Cette loi prévoit, entre autres, que :

• l’immigration soit réservée aux juifs ;
• le droit à l’autodétermination nationale israélienne soit réservé aux juifs ; • la capitale d’Israël soit le grand Jérusalem réunifié ; ce durcissement du refus de la revendication palestinienne de Jérusalem-Est comme capitale est contraire au droit international, qui prévoit que Jérusalem fasse l’objet d’un statut et, par conséquent, de négociations spécifiques en raison de la présence des Lieux saints de tous les monothéismes dans cette ville, notamment l’islam à son Est.
• l’État encourage la colonisation juive ; cette disposition n’est accompagnée d’aucune indication de limite territoriale, ce qui aggrave l’absence constante d’auto-définition des frontières d’Israël et équivaut à un refus de principe de la reconnaissance d’un futur État palestinien. Elle s’inscrit dans un projet d’annexion territoriale pure et simple.
• la langue arabe cesse d’être langue officielle alors que 18 % des Israéliens sont des Palestiniens de langue arabe ;
• les liens avec les juifs du monde entier doivent être resserrés ; les juifs hors d’Israël deviendraient ainsi ou apparaîtraient, éventuellement à leur corps défendant, des parties prenantes, soutiens ou complices de la politique du gouvernement israélien. Or, celle-ci est perçue, par une opinion publique croissante, comme plus injuste que jamais. Est ainsi créé un risque de mise en danger des juifs.

Globalement, ces dispositions sont un abandon, par les dirigeants israéliens, de toute référence aux valeurs démocratiques. Ils préfèrent adopter un néo-conservatisme autoritaire. Ce choix est confirmé par l’opération consistant à donner un vernis de respectabilité aux gouvernements autrichiens, polonais et hongrois. Ceux-ci s’appuient, pourtant, sur des forces ouvertement antisémites. La même logique a conduit à la déclaration du Premier ministre israélien consistant à rendre le mufti de Jérusalem responsable du génocide des juifs, ce qui blanchit l’Allemagne nazie de ce massacre pourtant largement entamé au moment où le dirigeant musulman a exprimé son antisémitisme.

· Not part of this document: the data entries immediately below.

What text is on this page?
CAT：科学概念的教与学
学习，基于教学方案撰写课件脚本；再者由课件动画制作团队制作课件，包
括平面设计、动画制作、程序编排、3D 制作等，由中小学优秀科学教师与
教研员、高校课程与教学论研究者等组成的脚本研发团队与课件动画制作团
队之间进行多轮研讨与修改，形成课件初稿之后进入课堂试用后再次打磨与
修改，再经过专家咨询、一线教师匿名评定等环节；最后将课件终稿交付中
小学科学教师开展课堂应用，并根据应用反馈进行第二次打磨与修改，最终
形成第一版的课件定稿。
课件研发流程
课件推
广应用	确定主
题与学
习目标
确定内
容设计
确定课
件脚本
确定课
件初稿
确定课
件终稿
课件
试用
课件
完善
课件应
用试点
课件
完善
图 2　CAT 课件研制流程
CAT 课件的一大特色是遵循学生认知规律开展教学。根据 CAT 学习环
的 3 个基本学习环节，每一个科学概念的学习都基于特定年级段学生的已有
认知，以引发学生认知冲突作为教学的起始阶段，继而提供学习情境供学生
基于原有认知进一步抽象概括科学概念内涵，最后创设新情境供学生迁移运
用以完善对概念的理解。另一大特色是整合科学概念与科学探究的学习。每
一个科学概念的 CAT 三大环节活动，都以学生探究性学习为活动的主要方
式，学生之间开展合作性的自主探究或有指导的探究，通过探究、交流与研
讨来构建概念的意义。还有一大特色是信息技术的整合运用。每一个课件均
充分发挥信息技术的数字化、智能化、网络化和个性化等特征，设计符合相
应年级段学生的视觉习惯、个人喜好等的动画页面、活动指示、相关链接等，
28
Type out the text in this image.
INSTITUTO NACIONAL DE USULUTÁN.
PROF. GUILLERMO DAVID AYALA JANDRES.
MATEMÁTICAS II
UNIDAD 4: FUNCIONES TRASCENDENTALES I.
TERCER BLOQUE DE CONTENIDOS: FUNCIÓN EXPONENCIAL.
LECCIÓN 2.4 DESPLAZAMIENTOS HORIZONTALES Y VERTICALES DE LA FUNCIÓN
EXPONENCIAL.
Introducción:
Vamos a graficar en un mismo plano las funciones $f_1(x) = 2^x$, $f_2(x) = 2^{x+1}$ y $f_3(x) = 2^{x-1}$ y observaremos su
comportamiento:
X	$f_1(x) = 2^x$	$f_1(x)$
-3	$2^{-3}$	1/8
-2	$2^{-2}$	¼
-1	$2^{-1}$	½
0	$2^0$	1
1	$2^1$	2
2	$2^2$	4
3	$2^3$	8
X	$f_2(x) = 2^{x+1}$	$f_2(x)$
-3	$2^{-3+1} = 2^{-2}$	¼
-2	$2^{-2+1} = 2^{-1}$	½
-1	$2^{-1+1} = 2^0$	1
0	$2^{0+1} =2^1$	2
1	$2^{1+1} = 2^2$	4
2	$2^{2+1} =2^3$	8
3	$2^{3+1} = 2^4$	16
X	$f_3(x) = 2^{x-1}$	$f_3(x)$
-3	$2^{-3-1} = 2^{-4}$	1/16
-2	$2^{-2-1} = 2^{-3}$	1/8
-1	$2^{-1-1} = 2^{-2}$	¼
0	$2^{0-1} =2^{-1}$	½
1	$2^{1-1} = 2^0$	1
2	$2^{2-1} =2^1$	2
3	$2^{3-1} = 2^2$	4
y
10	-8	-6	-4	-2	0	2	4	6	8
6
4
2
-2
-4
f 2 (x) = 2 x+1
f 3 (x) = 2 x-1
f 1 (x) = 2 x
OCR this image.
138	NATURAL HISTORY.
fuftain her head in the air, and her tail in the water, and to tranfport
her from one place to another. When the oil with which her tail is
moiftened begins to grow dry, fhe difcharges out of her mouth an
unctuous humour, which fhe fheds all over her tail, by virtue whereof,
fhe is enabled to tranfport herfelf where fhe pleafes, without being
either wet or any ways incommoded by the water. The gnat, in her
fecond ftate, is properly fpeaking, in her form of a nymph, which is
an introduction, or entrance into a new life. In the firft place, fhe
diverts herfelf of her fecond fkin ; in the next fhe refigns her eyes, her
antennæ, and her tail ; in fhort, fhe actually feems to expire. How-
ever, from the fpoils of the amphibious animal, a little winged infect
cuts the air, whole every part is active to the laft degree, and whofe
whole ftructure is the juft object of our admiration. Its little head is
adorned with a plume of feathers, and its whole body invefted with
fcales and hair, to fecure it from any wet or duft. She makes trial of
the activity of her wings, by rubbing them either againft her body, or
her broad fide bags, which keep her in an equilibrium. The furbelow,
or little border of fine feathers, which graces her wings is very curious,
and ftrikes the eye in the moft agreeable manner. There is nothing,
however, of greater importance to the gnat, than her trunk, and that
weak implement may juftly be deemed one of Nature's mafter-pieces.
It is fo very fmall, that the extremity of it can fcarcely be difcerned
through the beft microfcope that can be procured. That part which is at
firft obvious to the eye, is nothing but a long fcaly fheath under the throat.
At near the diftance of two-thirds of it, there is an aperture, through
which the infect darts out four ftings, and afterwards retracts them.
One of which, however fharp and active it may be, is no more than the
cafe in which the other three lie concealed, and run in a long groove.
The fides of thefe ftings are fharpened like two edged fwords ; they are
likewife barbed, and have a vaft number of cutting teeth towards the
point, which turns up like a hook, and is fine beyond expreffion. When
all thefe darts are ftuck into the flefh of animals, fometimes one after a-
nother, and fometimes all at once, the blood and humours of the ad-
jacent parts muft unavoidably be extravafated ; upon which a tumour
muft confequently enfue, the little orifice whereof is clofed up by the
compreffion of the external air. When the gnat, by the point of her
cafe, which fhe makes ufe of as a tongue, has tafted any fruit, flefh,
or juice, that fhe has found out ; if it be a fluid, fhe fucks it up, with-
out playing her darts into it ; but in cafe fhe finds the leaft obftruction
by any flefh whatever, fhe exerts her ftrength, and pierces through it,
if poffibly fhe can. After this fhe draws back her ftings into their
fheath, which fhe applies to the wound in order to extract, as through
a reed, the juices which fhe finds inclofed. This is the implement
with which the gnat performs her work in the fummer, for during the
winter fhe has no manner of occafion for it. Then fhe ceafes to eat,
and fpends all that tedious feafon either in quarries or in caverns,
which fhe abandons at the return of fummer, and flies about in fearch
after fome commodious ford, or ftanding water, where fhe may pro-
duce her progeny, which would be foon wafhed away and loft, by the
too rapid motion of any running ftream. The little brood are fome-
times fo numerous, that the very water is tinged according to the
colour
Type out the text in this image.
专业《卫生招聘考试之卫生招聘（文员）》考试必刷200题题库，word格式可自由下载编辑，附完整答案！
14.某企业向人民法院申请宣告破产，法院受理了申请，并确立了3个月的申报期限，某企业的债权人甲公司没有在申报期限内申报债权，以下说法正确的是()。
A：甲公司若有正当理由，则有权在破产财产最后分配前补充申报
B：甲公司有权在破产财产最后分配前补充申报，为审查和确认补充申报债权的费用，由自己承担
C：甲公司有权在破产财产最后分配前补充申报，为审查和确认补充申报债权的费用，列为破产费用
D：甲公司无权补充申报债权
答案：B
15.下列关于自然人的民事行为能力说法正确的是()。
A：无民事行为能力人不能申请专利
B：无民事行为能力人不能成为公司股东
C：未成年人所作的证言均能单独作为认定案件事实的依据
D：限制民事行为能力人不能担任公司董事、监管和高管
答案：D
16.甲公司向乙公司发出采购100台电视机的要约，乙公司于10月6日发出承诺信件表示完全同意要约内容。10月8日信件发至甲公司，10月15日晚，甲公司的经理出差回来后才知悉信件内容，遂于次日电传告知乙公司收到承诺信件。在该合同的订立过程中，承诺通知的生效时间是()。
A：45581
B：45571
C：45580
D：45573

Pour toutes ces raisons, l’Union des Juifs pour la Résistance et l’Entraide, UJRE [1], condamne avec la plus grande fermeté la nouvelle loi fondamentale votée par le Parlement israélien le 19 juillet 2018.

L’UJRE exige du gouvernement français et des autorités européennes qu’ils fassent connaître leur opposition résolue à ces dispositions.

L’UJRE demande que soient prises à l’égard d’Israël toutes sanctions économiques adéquates en commençant par la suspension des dispositions permettant aux produits exportés d’Israël vers l’Union européenne de bénéficier des mêmes avantages que ceux dont disposent les produits en provenance de membres de l’Union européenne jusqu’au moins le retrait de cette nouvelle loi, sans préjudice d’autres sanctions à envisager en raison d’autres obstacles sur la voie d’une paix juste et durable.!

Jacques Lewkowicz, Président de l’UJRE
Paris, le 25 juillet 2018

[1L’UJRE, issue du mouvement de résistance « Solidarité », naît en 1943, dans la clandestinité, dans et par la Résistance à l’occupant nazi.